Yeah, I stand by my response here >>12595
I'm not saying never share or visit HTTP links. I'm saying that HTTPS is better than HTTP when available (and that means, taking into account also your countercase, you aren't just being redirected away from the HTTPS site). Your response doesn't say anything against that.
On using a VPN, you need to distinguish between using a home VPN and commercial VPN. Commercial VPN is better for privacy than a home VPN when you trust the provider, because they give you an IP Address that isn't your own.
HTTPS is better than HTTP because the data is encrypted, can't be easily snooped on.
So, obviously, HTTPS with VPN would be best from a privacy and security standpoint, but this isn't what I was talking about.>>12594
Alright, alright. Going off your conception of this then, let's look again at your setup.>>12587>I use HTTPS everywhere, noscript (manually re-configured for my browsing habits), Random Agent Spoofer, Tin Foil (well some of the options, not in full mode), disabled most chromium vulnerabilities with about:config and also use a private VPN (w/ encryption), and I use a Linux OS... am I safe at this point?
I'll need to break it down.>Chromium
What you want is for it to be as stripped down as ungoogled-chromium, which is a distribution of chromium with anti-google patchsets from Iridium and Inox applied, as well as eloston (the founder's) own fixes, if you aren't just going to use ungoogled-chromium itself. I don't think anybody is quite sure to what extent Chromium is Googled, so removing as much as you can from what has been found out is good practice. Just fiddling with about:config is not enough.>Private VPN
A home VPN? You want a commercial VPN like AirVPN which is going to give you a different IP address than your own, is highly unlikely to divulge your data to 3rd parties, and in fact keeps little to no data about you at all.

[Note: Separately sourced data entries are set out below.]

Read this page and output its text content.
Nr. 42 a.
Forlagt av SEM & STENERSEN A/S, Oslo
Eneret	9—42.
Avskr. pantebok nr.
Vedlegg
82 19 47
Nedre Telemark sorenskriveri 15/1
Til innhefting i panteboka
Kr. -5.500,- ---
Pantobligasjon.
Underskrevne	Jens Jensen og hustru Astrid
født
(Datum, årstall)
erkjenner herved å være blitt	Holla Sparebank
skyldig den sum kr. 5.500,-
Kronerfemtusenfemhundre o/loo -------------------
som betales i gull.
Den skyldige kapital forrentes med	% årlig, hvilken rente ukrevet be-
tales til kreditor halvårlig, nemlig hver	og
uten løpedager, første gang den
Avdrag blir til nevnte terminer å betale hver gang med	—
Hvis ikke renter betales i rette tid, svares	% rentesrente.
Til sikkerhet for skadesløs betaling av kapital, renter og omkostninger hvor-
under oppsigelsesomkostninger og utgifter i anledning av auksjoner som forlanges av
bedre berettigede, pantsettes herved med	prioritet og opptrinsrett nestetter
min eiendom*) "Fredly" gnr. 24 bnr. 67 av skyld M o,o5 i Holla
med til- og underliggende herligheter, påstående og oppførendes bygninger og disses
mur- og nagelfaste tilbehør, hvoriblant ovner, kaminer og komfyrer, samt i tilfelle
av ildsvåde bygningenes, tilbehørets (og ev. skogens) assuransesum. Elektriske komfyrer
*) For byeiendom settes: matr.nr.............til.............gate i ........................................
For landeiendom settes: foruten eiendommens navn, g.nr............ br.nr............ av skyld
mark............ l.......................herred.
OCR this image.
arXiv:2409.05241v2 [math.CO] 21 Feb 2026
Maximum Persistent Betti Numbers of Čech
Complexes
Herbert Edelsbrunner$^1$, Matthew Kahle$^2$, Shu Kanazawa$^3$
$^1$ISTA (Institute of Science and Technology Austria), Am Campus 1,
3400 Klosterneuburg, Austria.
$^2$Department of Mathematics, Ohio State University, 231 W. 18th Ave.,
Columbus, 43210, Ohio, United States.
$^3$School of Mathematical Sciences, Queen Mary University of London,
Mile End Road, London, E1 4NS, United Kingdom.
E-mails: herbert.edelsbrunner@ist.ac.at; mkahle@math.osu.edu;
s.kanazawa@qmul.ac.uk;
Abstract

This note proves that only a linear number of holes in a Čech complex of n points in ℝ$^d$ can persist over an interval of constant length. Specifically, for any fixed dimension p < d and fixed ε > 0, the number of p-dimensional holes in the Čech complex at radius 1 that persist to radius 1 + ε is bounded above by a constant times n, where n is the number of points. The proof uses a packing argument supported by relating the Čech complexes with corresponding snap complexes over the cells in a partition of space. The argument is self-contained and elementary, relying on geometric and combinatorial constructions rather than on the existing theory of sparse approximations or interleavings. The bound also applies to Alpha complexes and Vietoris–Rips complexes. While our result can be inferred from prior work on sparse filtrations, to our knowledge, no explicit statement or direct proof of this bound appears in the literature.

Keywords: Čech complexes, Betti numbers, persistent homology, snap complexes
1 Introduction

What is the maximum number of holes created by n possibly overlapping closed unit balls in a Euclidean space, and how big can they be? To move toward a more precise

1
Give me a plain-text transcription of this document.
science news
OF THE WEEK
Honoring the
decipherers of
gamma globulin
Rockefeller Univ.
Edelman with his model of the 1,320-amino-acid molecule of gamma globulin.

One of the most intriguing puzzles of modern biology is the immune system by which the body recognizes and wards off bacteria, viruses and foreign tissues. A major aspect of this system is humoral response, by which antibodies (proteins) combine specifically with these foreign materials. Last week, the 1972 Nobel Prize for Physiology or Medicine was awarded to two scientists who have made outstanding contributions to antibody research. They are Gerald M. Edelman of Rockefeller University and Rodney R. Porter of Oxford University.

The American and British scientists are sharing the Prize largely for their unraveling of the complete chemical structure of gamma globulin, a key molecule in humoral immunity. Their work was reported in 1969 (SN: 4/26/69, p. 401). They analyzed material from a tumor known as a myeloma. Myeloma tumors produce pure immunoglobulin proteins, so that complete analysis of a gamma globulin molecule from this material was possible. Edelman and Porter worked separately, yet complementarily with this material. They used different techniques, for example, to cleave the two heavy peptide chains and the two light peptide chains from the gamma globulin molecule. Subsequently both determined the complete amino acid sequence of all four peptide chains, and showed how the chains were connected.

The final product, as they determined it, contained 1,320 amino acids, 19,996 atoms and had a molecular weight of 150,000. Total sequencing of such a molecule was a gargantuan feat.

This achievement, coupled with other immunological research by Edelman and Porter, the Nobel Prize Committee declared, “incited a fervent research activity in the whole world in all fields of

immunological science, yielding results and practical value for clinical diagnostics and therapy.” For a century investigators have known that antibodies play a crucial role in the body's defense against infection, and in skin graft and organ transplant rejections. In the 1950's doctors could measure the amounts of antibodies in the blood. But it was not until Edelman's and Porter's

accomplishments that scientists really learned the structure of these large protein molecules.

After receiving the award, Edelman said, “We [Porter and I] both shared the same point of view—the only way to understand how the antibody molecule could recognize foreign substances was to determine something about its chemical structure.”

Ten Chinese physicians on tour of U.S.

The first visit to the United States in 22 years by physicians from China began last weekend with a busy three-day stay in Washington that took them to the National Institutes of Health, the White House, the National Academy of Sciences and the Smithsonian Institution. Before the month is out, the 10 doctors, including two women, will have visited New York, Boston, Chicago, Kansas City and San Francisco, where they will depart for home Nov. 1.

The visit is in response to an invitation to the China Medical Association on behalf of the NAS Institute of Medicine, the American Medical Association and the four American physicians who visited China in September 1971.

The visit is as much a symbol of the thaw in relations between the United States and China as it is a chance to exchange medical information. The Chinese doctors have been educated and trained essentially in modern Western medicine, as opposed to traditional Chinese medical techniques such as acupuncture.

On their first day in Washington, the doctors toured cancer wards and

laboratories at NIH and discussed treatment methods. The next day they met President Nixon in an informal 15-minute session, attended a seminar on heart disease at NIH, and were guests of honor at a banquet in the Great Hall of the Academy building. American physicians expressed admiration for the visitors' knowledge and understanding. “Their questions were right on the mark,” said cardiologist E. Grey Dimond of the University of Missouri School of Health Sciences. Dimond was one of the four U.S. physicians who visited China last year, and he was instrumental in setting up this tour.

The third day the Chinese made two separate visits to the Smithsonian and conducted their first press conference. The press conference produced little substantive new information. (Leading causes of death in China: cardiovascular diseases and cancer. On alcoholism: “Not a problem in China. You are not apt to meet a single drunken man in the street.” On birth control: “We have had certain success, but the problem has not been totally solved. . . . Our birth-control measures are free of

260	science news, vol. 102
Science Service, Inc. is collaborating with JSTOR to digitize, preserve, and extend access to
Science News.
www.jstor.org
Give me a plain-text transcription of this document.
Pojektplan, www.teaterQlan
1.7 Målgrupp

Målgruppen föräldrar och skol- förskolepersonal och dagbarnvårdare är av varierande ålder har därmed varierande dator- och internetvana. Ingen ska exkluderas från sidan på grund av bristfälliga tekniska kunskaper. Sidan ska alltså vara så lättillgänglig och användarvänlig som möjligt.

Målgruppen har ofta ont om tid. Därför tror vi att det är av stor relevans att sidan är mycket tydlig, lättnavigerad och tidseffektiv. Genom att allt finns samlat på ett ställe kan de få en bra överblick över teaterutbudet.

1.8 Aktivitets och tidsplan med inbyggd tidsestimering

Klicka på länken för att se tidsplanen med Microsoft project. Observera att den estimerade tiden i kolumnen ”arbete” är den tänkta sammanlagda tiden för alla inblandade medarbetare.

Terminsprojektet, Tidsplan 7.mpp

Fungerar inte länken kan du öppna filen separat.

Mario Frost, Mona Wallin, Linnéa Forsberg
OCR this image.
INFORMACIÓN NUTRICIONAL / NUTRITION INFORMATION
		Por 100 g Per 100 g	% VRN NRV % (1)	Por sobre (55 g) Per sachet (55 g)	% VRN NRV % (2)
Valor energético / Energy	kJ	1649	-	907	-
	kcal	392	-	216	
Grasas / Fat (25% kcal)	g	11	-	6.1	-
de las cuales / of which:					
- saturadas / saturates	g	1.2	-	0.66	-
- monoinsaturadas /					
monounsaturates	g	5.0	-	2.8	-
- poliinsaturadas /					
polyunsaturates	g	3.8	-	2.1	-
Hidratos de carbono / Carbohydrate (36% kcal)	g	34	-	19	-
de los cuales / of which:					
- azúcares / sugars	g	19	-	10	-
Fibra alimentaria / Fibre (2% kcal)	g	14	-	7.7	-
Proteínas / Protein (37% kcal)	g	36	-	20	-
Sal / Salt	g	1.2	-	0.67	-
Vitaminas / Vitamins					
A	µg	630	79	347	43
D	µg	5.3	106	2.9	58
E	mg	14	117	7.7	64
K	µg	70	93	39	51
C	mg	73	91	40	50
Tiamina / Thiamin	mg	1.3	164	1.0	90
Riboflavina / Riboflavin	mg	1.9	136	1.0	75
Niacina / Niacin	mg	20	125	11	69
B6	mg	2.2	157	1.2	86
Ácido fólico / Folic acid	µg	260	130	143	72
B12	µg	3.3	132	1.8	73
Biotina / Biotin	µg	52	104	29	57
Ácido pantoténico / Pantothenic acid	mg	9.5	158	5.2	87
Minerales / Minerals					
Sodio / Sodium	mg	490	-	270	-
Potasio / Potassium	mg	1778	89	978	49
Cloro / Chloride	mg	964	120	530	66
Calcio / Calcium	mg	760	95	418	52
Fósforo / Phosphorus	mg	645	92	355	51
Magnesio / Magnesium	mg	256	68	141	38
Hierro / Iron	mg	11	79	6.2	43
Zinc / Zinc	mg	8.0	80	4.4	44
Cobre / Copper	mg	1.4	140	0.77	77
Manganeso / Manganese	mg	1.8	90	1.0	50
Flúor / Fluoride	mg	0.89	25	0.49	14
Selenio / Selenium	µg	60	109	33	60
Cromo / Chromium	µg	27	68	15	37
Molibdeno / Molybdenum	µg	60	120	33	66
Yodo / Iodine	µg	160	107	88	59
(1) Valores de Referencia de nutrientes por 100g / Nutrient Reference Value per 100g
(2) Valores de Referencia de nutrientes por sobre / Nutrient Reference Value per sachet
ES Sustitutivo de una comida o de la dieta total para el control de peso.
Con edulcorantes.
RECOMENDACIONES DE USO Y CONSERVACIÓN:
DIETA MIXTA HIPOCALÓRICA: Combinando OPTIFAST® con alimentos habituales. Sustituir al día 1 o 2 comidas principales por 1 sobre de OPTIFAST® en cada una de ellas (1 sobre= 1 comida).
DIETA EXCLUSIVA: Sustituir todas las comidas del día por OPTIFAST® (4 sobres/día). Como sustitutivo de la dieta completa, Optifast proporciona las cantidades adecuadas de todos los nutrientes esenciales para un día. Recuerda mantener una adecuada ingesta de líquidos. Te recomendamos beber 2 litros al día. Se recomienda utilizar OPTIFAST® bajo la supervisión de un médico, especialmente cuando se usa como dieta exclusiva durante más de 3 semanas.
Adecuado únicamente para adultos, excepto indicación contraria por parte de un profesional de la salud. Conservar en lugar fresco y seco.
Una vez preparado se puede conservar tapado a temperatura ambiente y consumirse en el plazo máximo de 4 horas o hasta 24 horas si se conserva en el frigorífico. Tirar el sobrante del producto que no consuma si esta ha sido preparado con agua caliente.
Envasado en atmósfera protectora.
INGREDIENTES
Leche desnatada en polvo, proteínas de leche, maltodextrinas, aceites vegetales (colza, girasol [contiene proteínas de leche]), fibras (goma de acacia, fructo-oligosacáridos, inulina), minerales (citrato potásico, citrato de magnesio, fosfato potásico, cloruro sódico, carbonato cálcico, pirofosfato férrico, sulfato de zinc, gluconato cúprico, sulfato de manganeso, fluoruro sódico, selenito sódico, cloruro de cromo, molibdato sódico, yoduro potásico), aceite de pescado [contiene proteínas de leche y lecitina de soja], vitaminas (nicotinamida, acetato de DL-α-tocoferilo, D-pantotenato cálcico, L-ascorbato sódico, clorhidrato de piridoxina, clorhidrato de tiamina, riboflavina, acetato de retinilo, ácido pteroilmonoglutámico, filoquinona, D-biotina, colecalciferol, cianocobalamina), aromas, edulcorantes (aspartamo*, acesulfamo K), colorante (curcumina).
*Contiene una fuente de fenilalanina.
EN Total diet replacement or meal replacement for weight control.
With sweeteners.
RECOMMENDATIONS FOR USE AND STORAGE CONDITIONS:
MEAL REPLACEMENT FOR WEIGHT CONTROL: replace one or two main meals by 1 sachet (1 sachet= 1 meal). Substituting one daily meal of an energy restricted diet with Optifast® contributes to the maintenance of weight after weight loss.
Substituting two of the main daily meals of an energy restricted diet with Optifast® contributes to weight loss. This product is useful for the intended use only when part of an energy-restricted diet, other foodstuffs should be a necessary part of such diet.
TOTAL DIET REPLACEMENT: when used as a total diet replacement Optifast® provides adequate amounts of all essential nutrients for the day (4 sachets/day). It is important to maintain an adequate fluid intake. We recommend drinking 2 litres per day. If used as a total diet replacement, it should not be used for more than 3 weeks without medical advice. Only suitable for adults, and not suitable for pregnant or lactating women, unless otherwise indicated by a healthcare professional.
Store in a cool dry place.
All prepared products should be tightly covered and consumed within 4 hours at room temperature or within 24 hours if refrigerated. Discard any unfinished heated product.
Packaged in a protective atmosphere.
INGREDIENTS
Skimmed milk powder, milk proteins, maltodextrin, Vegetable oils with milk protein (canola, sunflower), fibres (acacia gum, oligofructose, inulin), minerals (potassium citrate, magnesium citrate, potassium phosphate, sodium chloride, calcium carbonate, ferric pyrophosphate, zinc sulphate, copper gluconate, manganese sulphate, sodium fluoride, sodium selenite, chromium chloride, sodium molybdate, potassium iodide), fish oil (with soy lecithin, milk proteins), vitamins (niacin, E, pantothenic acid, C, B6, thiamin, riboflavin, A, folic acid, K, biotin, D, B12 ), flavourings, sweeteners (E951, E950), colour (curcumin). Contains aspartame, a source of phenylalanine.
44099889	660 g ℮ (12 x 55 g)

Paid VPN is the only way to go if you care about the Government spying on you.>Linux OS
Depends on which one. Better than Windows, surely, but that's a low bar. Ubuntu has recently started data collection, and they had that Amazon integration; Mint is a hack of different pieces that would be easy to exploit; systemd hasn't been audited and its development has been driven by a company which receives funding from the NSA, and for some strange reason unknown to me, has even become a dependency for TOR (to be more specific, lib-systemd). Systemd has now become the standard init+ system in most of the major distributions, so if this is concerning, then a lot of those, including Debian and Fedora, are off the table as far as being "safe" or trustworthy.
All this to say, it depends on which distribution of Linux you're using.>noscript
uMatrix is strictly better if you know how to use it, but Noscript is eh, better than nothing.
One thing to be aware with browsers is that there is this mechanism, Canvas fingerprinting, by which sites can identify you. They can use the data of how your browser responds to page request to determine which browser you are actually using, even if you spoof the user agent; I've also heard that how many extensions you have or what extensions are installed could also be used to identify you. /g/ used to have threads about it, and link to fingerprinting websites that show you whether you are safe or not, and how so. I'd look up 'browser fingerprinting test' and see whether you can be identified with your setup (like it tells you how unique your browser is compared to the millions of other users out there).>TL;DR
Not quite safe, there's more to consider and to do if you treat Privacy+Security+Anonymity as the end-all-be-all.